What is the crank arm/chain ring set up on the Ti bike? How do those 44/305 tires ride? I wonder if the larger tire diameter works out to a wheel diameter about the same as the regular Brompton 37/349? Any brake changes for the 305s?


----------



## kais01 (2 May 2019)

on the two-speed i have a 69t chainwheel and regular 16/12 on the rear wheel. so not for hilly areas, have a different brommie for that. but use this as a no-fuss commuter when i know where i'm going. i have gone 90 km distance at 29 kmh on it. this bike is a great joy.

cranks are campa 172.5 on a square taper ti bb.

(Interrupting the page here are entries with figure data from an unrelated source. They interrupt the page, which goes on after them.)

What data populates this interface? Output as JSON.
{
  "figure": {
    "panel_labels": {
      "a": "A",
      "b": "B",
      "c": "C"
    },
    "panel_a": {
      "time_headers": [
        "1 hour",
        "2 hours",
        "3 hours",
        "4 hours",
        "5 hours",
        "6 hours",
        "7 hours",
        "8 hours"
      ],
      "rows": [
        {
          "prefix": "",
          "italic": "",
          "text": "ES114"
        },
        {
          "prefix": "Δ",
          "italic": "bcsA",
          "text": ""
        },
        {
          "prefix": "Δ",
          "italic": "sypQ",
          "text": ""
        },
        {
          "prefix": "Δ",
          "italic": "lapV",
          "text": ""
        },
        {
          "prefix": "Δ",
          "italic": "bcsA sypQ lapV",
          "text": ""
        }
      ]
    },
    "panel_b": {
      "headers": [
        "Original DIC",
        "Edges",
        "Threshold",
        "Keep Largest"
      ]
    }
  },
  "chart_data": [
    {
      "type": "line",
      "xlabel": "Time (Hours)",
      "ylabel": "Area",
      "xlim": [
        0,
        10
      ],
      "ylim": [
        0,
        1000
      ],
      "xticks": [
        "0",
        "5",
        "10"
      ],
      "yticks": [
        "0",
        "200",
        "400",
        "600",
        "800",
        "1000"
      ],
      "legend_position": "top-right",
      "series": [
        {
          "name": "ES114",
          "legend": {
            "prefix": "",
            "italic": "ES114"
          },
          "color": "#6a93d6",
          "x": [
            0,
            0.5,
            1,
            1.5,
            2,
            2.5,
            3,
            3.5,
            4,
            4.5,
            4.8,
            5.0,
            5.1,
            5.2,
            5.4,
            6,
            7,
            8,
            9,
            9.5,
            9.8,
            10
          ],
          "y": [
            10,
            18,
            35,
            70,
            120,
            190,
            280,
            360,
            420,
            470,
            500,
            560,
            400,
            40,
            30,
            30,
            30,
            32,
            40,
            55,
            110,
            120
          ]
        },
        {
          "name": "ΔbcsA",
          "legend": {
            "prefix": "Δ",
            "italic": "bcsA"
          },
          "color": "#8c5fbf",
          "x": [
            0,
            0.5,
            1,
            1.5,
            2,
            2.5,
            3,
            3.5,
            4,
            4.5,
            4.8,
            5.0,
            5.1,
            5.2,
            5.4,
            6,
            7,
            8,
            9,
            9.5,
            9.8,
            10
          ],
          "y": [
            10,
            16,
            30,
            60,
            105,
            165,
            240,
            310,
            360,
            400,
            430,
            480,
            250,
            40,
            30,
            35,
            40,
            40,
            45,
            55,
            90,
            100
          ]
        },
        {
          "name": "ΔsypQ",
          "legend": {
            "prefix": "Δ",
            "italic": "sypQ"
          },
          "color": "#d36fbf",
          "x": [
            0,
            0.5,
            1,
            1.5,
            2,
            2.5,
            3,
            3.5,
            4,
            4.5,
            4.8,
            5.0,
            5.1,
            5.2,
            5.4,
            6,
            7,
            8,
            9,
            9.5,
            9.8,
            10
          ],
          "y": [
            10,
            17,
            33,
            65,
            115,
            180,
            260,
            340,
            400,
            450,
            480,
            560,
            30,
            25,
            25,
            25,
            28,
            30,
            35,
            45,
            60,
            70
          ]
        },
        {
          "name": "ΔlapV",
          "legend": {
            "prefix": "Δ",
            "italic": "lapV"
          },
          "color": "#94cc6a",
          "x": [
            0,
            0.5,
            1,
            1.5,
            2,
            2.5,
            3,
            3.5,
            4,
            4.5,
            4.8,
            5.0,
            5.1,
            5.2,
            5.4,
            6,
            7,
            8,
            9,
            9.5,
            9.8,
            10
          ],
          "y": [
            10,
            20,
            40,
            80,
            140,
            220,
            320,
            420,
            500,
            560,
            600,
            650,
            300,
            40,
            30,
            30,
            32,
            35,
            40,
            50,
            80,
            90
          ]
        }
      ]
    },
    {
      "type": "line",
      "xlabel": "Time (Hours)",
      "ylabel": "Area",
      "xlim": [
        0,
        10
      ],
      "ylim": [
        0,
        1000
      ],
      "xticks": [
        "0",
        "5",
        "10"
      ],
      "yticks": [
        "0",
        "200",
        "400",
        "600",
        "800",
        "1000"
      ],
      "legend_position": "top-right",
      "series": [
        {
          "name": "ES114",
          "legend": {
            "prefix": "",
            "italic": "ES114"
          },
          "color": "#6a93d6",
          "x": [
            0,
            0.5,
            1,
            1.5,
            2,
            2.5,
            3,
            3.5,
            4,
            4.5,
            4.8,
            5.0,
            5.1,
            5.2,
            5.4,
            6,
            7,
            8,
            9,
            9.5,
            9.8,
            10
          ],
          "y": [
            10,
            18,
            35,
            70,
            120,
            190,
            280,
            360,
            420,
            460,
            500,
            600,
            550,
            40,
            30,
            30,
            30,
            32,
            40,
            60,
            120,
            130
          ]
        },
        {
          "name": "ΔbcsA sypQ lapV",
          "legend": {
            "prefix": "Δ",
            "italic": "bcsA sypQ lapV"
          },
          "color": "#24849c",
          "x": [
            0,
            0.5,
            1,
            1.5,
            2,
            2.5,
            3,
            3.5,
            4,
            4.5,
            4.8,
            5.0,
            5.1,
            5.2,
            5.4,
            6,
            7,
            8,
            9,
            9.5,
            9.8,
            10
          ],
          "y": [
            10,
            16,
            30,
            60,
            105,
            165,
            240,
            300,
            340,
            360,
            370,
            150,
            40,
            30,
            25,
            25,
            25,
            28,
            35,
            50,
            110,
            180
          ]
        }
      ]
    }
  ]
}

the winter bike is an old 90s t5 with a carbon seat post and lower handlebars. top gear is around 90, about the same as the two-speed. tyres are michelin diabolo 44/305 and these have proven to have unexpectedly good grip on snow and ice, which is a sure thing about four months where i live. so i almost do not use my other brompton with carbide studded schwalbes anymore. main reason for this is the michelins roll so much better. good enough to once while commuting accompany a fellow biker half an hour on his rando. only this guy had made pbp under 50h. i think he was quite surprised how well my bike went.

to accomodate the wheels brakes with longer reach were fitted, and also had to sand a bit of the outer tyre knobs.


----------